Em MISS JULIE é lacerante a
tirania do desejo, mais especificamente da impossibilidade do gozo sem culpa,
em virtude dos grilhões das convenções sociais. Tudo principia num jogo de
submissão, em que o cavalariço resiste até onde é possível ao assédio da filha
do Barão, sua patroa, no mais das vezes semelhante a uma menina mimada. O
empregado é feito um animal encurralado pela dona sádica. A terceira personagem
deste filme de Liv Ullman é a cozinheira que testemunha tudo, não sem seu
próprio investimento emocional. A consumação muda as coisas, bagunça as
máscaras que aqueles pessoas usam, precipitando um torvelinho de agressões
motivadas por poderes alheios ao controle dos que digladiam. Embora se passe
quase num único cenário, o filme não se presta ao pejorativamente chamado “teatro
filmado”. Há muito cinema na câmera que ora desliza contemplando, ora muda
bruscamente de face a face, só para citar o aspecto da imagem. Colin Farrell,
Jessica Chastain e Samantha Morton, que trio em cena. Dona de um olhar muito
particular às vicissitudes do humano, Liv Ullman busca apoio em Strindberg para
fazer um ótimo filme.
DRÁCULA DE BRAM STOKER é um conto
de amor trágico centrado no senhor dos vampiros. A cena em que o príncipe
regresso da guerra renega Deus após deparar-se com sua amada morta é primorosa.
A armadura em forma de músculos tem duplo significado, pois, ao passo em que
aterroriza pelo visual é uma metáfora à exposição do personagem de Gary Oldman
às brutalidades do mundo. Simbolicamente sem pele, depois literalmente sem
alma, ele vaga séculos até encontrar novamente sua amada. A sensualidade anda
de mãos dadas com o perigo, a sedução é a arma do demônio para angariar
soldados ao seu exército. A imagem barroca, a trilha sonora, a progressão dos
personagens por cenários claramente construídos em estúdio, tudo remete à
abordagem clássica dos contos de terror pelo cinema. O drama maior é o do
próprio Conde Drácula, um homem que devota vida e morte ao amor que perdeu para
as traquinagens do desconhecido. A criatura repugnante se transmuta em nobre
para reaver sua paixão, para reconciliar-se consigo mesmo. Os outros
personagens são meras peças, agentes que ajudam a história a progredir até o
desfecho doloroso. Antes de ser um demônio, Drácula é vítima da desgraça nessa
obra-prima de Francis Ford Coppola.
Calvero é um palhaço arruinado
pela passagem do tempo.

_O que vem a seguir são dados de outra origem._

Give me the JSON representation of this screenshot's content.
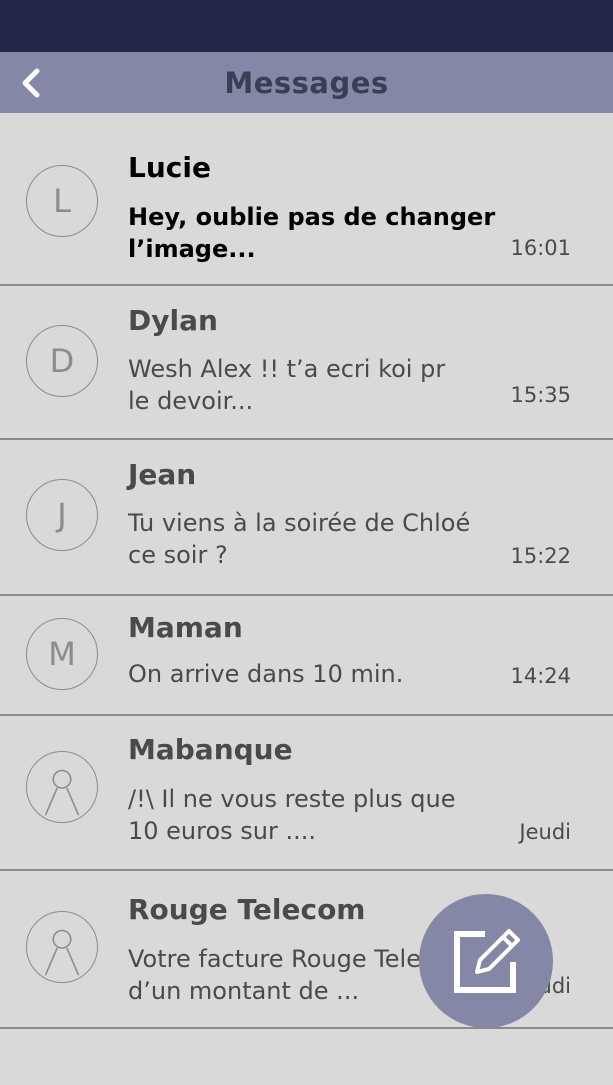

Embriagado, ele salva uma jovem bailarina que tenta se
suicidar. Por conta desse encontro inusitado, motivada pelas palavras do homem
mais velho por quem se apaixona, ela se recupera e começa uma carreira
ascendente. Já ele remói as próprias feridas, bebe cada vez mais para esquecer
o fracasso. LUZES DA RIBALTA fala sobre o crepúsculo do artista, aquele
instante em que ele passa a não mais interessar como antes. Dar passagem aos
mais novos pode ser um esforço hercúleo, bem maior que um simples gesto altruísta.
Chaplin homenageia os que viveram no palco, nas telas, mas que sucumbem
inevitavelmente ante a velocidade com que o público cobra coisas novas. O
relacionamento de seu personagem com a menina devotada e agradecida é o
ingrediente romântico dessa tragédia inevitável. Ele sabe que não há como
fazê-la plenamente feliz, por isso, como muitas vezes o vagabundo de
chapéu-coco fez, renuncia ao amor em prol do futuro alheio. A lamentar apenas o
pouco tempo em que Carlitos e Buster Keaton contracenam e alguns esquetes que
se estendem ligeiramente. No mais, um grande filme.